News / Middle East

UNESCO Grants Palestinians Full Membership

Palestinian Foreign Minister Riyad al-Malki (C) stands between Organization of Islamic Cooperation Secretary General Ekmeleddin Ihsanoglu (L) and Palestinian ambassador to UNESCO Elias Sanbar (R) during the 36th session of UNESCO's General Conference in P
Palestinian Foreign Minister Riyad al-Malki (C) stands between Organization of Islamic Cooperation Secretary General Ekmeleddin Ihsanoglu (L) and Palestinian ambassador to UNESCO Elias Sanbar (R) during the 36th session of UNESCO's General Conference in P
Scott Bobb

The Israeli government said Monday's vote by the United Nations cultural agency to accept the Palestinians' bid as a full member would harm efforts to revive Arab-Israeli peace talks.

A foreign ministry statement called UNESCO's action in Paris a "unilateral Palestinian maneuver" that further removed the possibility for a peace agreement.

Palestinian leaders welcomed the vote, calling it a historic moment that returns to Palestinians some of their rights.

"This is very good news for history, for culture, for heritage, for identity, for self-dignity," said Mahdi Abdul Hadi, head of Jerusalem's Palestinian Academic Society. "This is very good news for those who believe in the Palestinian cause, that it is time, overdue, to recognize the Palestinian rights."

107 UNESCO delegates voted in favor of the Palestinian bid.
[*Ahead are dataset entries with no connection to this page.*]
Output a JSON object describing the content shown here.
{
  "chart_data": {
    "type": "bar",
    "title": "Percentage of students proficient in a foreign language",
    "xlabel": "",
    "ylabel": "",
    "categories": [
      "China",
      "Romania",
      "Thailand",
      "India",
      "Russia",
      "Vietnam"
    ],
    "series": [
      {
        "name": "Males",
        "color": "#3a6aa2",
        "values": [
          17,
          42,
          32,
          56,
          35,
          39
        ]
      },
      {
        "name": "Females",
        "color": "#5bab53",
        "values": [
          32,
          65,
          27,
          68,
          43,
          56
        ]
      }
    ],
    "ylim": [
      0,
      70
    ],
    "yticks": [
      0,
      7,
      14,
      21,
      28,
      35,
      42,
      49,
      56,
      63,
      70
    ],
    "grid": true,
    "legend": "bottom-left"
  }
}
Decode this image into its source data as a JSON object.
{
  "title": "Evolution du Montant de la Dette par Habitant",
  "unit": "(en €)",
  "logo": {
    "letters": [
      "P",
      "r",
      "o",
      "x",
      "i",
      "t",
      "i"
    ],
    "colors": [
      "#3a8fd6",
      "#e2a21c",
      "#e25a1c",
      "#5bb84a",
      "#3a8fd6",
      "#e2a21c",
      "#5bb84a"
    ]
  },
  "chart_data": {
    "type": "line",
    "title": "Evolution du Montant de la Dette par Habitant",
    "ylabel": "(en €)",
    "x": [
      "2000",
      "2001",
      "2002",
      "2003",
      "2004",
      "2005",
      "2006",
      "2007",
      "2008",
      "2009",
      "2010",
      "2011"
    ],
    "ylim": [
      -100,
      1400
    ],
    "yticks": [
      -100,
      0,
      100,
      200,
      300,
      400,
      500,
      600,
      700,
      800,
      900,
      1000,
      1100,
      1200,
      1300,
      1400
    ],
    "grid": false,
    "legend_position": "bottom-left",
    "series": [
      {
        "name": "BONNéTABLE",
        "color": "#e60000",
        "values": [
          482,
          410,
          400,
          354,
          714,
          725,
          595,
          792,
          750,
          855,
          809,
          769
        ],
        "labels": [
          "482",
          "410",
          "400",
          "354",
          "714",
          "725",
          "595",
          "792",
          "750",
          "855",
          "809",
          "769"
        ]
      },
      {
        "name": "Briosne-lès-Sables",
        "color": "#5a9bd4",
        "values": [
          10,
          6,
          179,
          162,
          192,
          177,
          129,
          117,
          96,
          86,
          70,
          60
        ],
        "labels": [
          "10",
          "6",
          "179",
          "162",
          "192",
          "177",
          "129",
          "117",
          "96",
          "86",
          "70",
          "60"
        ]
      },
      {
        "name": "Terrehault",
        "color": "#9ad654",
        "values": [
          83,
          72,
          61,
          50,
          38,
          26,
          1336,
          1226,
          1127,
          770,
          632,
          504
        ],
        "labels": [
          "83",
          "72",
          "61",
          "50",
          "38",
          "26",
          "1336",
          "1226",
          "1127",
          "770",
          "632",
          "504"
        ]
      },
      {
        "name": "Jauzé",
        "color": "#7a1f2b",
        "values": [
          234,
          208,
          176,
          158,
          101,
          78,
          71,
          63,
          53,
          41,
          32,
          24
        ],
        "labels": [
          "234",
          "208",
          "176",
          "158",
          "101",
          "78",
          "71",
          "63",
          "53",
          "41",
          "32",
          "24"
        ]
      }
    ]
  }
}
Fourteen voted against while 52 abstained.

Some analysts said the vote will boost the Palestinian move for U.N. state membership launched at the General Assembly last month.

However, Hebrew University professor Abraham Diskin said the vote, from a practical point of view, does not help the Palestinian cause.

"What the Palestinians really have to look for is the establishment of a Palestinian state and this is not going to be implemented by the decision of an international organization -- of course not UNESCO, but (not) even the General Assembly," he said.

Palestinians said they will call on UNESCO to recognize key monuments in the Palestinian territories as world heritage sites, such as the Church of the Nativity in Bethlehem.

Several Western governments said neither Palestinian membership in UNESCO nor proposed membership in the United Nations will help end the conflict. They say only direct negotiations between Palestinians and Israelis can do this.

In addition, the U.S. government, which provides 22 percent of UNESCO's budget, will be required by a 21-year-old Congressional law to cut off funding for UNESCO.

Political observers say UNESCO admission is likely to boost the popularity of the head of the Palestinian Authority, Mahmoud Abbas. It was dealt a blow two weeks ago by a deal between rival Hamas and the Israeli government to release more than 1,000 Palestinian prisoners in exchange for a Hamas-held Israeli soldier.